I recognize that propensity scores are often used for causal inference. Just to clarify from the outset, that's not what I'm interested in here.
Instead, I'm looking at using propensity scores to match observations from a probability sample with observations from a nonprobability sample so that I can assign weights to the nonprobability sample in the hopes that the re-weighted nonprobability sample will more closely represent the target population. As I understand it, this is relatively common practices for web surveys, etc. and there's extensive literature on the topic.
Where I'm confused is trying to get my head around how to use the survey design weights from the probability sample in the calculation of propensity scores. This article by Valliant and Dever (2011) discusses the issue of weights but I don't entirely follow the conversation about weights.

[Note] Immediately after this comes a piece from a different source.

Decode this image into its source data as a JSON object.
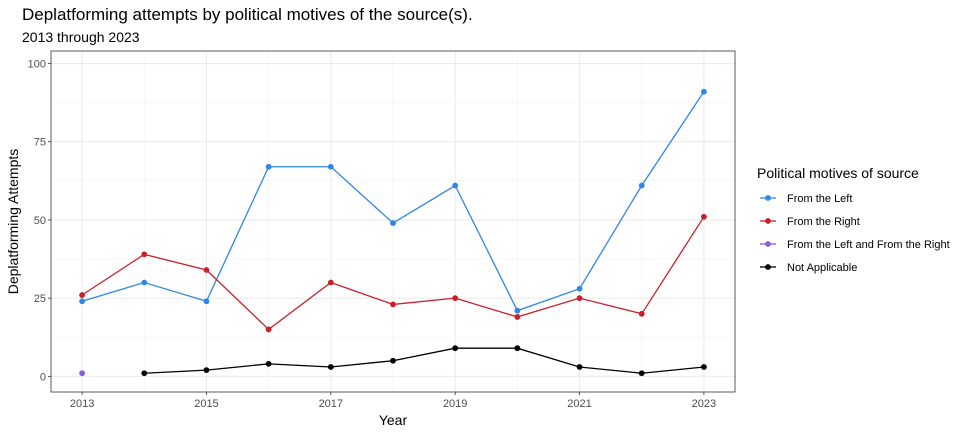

Could anyone explain what I need to do here and perhaps also how to do it in R, preferably with the MatchIt package? Here are a few of my thoughts.
If I used something like nearest neighbor, I could just match the observations and then following the advice in the article above under "Mechanics of Estimating Propensity Scores,"(b) by dividing the observations into quantiles of equal size (utilizing propensity scores) and then weight the probabilistic observations in each quantile by taking the average probability for all the observations in the quantile.
However, this would ignore the survey weights of the probability sample. I could perhaps utilize those weights after the fixing the quantiles by taking the average survey weights for each probability observation in quantile and multiplying this by the initial weight for the quantile. Probably doesn't make sense but I'm just thinking out loud at this point.
Perhaps the MatchIt package or another package in R facilitates the utilization of survey weights in the calculation of the propensity scores (and not just by adding the weights in as a variable).
Any direction would be most appreciated!